W perspektywie rewanżu z KMŻ, to poloniści wydają się być w lepszej sytuacji od lublinian. Sześć punktów straty z pierwszego meczu z pewnością jest do odrobienia dla ekipy Janusza Michaelisa. Zwłaszcza, że w tym sezonie Polonia na własnym torze zdążyła już rozbić Kolejarza Intermarche Rawicz oraz KSM Krosno.
[ad=rectangle]
- W meczu z Motorem zabrakło nam wyrównanego składu. Pogubiliśmy sporo punktów, z tego co obserwowałem, to w szczególności na pierwszym łuku. Na pewno też mogliśmy mieć więcej szczęścia. Ale mimo wszystko to przyzwoity wynik. W końcu przez większość meczu trzymaliśmy się w granicach remisu, czy nawet prowadziliśmy. Myślę, że mamy duże szanse na zgarnięcie bonusu, jeśli tylko wszyscy pojedziemy na tak dobrym poziomie, jaki dotychczas prezentowaliśmy u siebie w Pile. A chcemy w tym roku naprawdę powalczyć o awans - zapowiada pilanin.

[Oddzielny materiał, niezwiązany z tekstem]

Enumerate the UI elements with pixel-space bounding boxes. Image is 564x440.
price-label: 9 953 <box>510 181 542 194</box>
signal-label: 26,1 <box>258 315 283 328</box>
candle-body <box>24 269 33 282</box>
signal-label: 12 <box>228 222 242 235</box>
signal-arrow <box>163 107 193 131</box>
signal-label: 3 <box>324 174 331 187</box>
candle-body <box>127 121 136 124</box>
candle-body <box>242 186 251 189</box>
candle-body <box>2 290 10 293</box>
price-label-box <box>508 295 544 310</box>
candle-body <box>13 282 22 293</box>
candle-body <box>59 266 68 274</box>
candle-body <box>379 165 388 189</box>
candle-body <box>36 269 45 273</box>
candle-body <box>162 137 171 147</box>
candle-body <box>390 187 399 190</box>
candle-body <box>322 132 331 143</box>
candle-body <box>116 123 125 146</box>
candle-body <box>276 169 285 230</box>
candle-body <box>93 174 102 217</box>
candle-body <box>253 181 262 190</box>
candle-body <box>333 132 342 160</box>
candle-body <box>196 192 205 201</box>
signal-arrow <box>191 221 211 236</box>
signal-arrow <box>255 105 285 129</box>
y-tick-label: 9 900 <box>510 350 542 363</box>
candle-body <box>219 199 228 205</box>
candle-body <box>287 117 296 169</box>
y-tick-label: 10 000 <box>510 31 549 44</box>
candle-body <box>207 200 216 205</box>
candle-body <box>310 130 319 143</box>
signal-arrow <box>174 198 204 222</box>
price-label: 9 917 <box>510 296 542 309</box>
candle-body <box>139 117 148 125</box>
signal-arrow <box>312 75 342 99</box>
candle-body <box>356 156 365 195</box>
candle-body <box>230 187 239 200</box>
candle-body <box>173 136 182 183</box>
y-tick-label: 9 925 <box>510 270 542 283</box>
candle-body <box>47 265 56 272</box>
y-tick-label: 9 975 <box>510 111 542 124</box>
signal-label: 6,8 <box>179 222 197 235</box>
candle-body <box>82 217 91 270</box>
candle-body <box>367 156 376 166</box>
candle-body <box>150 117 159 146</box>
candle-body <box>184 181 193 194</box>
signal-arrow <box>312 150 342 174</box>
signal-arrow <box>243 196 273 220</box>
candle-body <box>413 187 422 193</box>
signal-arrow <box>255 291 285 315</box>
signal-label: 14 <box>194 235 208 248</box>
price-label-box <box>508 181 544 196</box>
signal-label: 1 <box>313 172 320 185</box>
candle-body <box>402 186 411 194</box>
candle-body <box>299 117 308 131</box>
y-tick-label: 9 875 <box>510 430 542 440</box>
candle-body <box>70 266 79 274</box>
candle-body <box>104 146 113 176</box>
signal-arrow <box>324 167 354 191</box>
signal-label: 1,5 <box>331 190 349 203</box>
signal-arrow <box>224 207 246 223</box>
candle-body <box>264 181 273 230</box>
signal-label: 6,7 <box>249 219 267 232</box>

Wynik w Lublinie pozytywnie nastraja Dolnego i kolegów przed kolejnym spotkaniem Polskiej 2. Ligi Żużlowej. Polonia w niedzielę pojedzie do Rawicza, gdzie będzie musiała pokonać gospodarzy, aby zająć jak najlepszą pozycję przed fazą play-off.
- Do kolejnego spotkania możemy być pozytywnie nastawieni, bo całkiem dobrze spisaliśmy się w Lublinie, a przecież to bardzo mocna drużyna ze świetnymi zawodnikami. Teraz skupimy się na tym, żeby pojechać jeszcze lepiej w Rawiczu - twierdzi 22-latek.
Jak na razie fani Polonii nie mogą narzekać na tegoroczną postawę Patryka Dolnego. W czterech dotychczasowych spotkaniach wychowanek pilskiej ekipy zawiódł ich tylko raz, gdy w wyjazdowym meczu z faworytem rozgrywek - Wybrzeżem Gdańsk - zdobył pięć punktów z dwoma bonusami. W tamtym starciu zawiedli jednak właściwie wszyscy Poloniści.
- Jestem zadowolony z tego, co pokazałem w Lublinie. Musiałem się odbić, bo w Gdańsku totalnie mi nie poszło. Pogubiliśmy się tam z ustawieniami, tor nas zaskoczył. A jak na początku nie ma "strzału", to później ciężko się połapać, bo nie wiadomo, w którą stronę pójść z korektami. Cieszę się jednak, że w Lublinie już wszystko było w porządku i wierzę, że będzie tak dalej. Na pewno nie byłoby to możliwe bez wsparcia moich sponsorów, rodziny i kibiców, którym bardzo dziękuję - mówi Dolny.